I have lived and worked in boarding and day schools—secular and Episcopal—for thirty years. Throughout this time, I have appreciated the different ways that schools sustain community. The Episcopal school approach begins with dedicated commitment to gather…maybe more than we want! Many schools have chapels, school meetings, advisory gatherings, affinity group meetings, in addition to classes, sports teams, music groups, etc. We meet an awful lot. We meet sometimes just to be present together—in schools and in churches. Indeed, when asked what was unique to Anglicans, Desmond Tutu simply responded, “we meet!” Being together in community seems to lie at the heart of the Anglican and Episcopal experience. At its best, in a community where praying shapes believing, being together defines our identity, refines our theology, and increases our humanity. The development of community is central to the life of the church, helping individuals understand their identity, empowering them to spread the good news in a fractured world. This is just as true in Episcopal schools as it is in congregations. Perhaps even more so.

The school environment develops this power of community most acutely by bringing an even wider diversity of individuals together, uniting them in a shared purpose and common experience which elevates beyond mere community to communitas. This is the Latin word which, in anthropological circles, refers not only to membership in a group but also to the shared ritualized experience of moving through liminal (threshold) experiences together. The rites of passage through school are certainly liminal experiences that can unify and unite. In the midst of the challenges of the present age (increased polarization, environmental crisis, and staggering mental health challenges), schools emerge as places that draw students together to share their burdens, magnify their joys, and raise questions of meaning and purpose.

Episcopal schools, grounded in the incarnational theology that lies at the core of the Anglican vision, can elevate communitas. Our fundamental belief in who we are profoundly impacts how we are and what we might do together in Christ-centered communities inviting the full  of human experience, wisdom traditions, and varied perspectives. As one mentor often reminded me, “the holy became flesh so that all flesh might be holy.” If we take the incarnation seriously, then we are being called forth to live in gracious response to the redeeming, reconciling gift of divine love. Our future, our children’s future, the future of our local and global community hinges on a power for good being activated, on our ability to work not alone, but together in partnership, community, and collaboration. Communitas can never be an individual act, but rather points to our deeper interconnectedness.

In his last sermon, the Rev.
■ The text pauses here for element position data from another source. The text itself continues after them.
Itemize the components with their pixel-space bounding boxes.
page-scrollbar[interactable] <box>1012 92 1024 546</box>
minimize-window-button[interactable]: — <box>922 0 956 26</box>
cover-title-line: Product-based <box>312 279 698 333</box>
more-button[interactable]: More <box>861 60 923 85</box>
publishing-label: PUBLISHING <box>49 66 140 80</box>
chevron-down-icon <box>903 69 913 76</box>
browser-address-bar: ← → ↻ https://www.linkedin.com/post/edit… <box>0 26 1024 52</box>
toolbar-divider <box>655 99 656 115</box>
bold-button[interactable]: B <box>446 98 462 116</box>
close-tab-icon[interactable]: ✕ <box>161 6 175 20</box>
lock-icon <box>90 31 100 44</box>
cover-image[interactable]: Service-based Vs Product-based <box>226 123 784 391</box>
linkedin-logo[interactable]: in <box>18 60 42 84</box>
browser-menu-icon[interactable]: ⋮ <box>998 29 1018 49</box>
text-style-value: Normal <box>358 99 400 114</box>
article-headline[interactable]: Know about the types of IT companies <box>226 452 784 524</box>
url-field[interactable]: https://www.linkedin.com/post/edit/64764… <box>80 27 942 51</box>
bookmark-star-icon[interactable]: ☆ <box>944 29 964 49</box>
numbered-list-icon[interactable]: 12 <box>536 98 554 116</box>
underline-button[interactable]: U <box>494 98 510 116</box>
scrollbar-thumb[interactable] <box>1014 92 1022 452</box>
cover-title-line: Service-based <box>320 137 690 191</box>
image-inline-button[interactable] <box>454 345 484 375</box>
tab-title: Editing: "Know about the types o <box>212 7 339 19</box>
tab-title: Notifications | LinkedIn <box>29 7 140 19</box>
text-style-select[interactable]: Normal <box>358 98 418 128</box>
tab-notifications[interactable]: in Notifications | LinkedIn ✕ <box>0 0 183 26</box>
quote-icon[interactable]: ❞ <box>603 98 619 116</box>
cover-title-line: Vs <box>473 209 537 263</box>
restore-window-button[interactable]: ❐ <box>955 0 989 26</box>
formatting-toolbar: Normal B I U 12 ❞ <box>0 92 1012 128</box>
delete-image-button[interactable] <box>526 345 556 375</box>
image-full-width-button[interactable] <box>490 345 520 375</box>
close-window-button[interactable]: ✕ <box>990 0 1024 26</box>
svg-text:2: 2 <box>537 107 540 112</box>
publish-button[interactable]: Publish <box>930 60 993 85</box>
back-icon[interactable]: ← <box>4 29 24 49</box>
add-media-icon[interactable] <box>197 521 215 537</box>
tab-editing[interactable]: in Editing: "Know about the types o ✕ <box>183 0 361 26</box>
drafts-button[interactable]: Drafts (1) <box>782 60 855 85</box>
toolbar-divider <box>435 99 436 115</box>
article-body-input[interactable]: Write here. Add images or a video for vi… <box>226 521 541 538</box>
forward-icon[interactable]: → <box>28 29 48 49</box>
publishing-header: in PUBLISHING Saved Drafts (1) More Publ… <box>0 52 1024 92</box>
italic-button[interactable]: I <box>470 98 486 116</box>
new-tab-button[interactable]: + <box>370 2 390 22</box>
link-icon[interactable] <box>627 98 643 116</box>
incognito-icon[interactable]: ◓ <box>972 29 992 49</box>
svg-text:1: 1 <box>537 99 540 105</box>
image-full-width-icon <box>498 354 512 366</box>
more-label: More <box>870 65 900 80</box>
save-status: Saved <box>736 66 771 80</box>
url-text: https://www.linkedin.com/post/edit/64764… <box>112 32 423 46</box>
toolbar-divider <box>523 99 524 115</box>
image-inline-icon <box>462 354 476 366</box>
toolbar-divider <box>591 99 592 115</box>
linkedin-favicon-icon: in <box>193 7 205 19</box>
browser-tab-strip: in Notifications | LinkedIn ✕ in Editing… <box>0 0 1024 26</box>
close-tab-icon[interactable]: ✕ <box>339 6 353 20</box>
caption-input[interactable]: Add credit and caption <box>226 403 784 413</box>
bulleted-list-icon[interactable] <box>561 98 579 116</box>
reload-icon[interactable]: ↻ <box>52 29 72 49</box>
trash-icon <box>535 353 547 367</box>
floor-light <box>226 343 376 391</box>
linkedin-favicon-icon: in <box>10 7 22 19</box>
Dr. Martin Luther King, Jr. said: We are tied together in the single garment of destiny, caught in an inescapable network of mutuality. And whatever affects one directly affects all indirectly. For some strange reason I can never be what I ought to be until you are what you ought to be. And you can never be what you ought to be until I am what I ought to be (Sermon at National Cathedral, March 31, 1968).

What Dr. King is referring to is what he often called “Beloved Community,” best captured in the African Zulu word Ubuntu (“I am because we are.”) The Buddhist monk, Thich Naht Hanh, spoke of the concept of interbeing, “the understanding that nothing exists separately from anything else…by taking care of another person you take care of yourself” (How to Fight). Hinduism’s myth of the net of Indra suggests a similar realization in which each shining gem in a net of gems reflects the light of each other, augmenting their brightness and magnifying their light. The identity of one depends on the identity of all; the thriving of one depends on the thriving of all. We are knit together in that single garment of destiny. 
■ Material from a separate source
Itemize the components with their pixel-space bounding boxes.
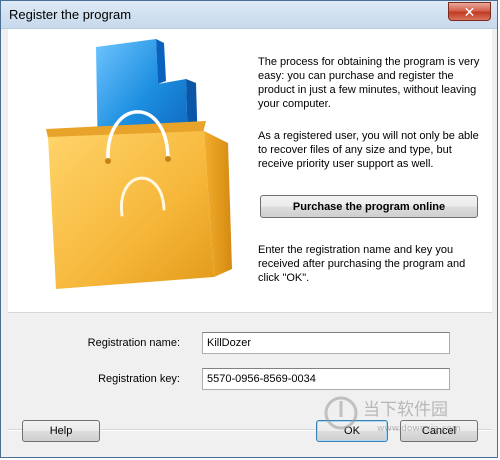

Finally, in a stunningly simple and profound realization, the Trappist monk, Thomas Merton, described his epiphany: “In Louisville, at the corner of Fourth and Walnut, in the center of the shopping district, I was suddenly overwhelmed with the realization that I loved all these people, that they were mine and I theirs, that we could not be alien to one another even though we were total strangers. It was like waking from a dream of separateness, of spurious self-isolation in a special world…And if only everybody could realize this! But it cannot be explained. There is no way of telling people that they are all walking around shining like the sun” (Conjectures of a Guilty Bystander).

How do we help our students and our communities cultivate incarnational communitas? How do we magnify and augment our light? How do we help each other see that we are indeed shining like the sun? We meet. We meet together with intention, leaning in, creating a synergy where 2+2=5, where the whole becomes greater than the sum of the parts. This is the synergy of community, it is a light that can shine in the darkness of polarization and fragmentation, that can shine in the quagmire of division and discord, that can shine through the wilderness of despair and uncertainty. This is the light that shines in the darkness and is not overcome. 

As we all do the good work of building community, as we stand on the shoulders of others and look into the future as Episcopal schools, we can create a collective vision and shine together. The promise of the future depends on this synergy of our community: communion, collaboration, interconnection. Let’s meet.

The Rev. Michael Spencer is Head of School at Oregon Episcopal School in Portland, OR. He previously served as vice rector for faculty at St. Paul’s School in Concord, NH and is the author of published sermons, poetry, and articles on education and ministry. He serves as the vice president of the NAES Governing Board.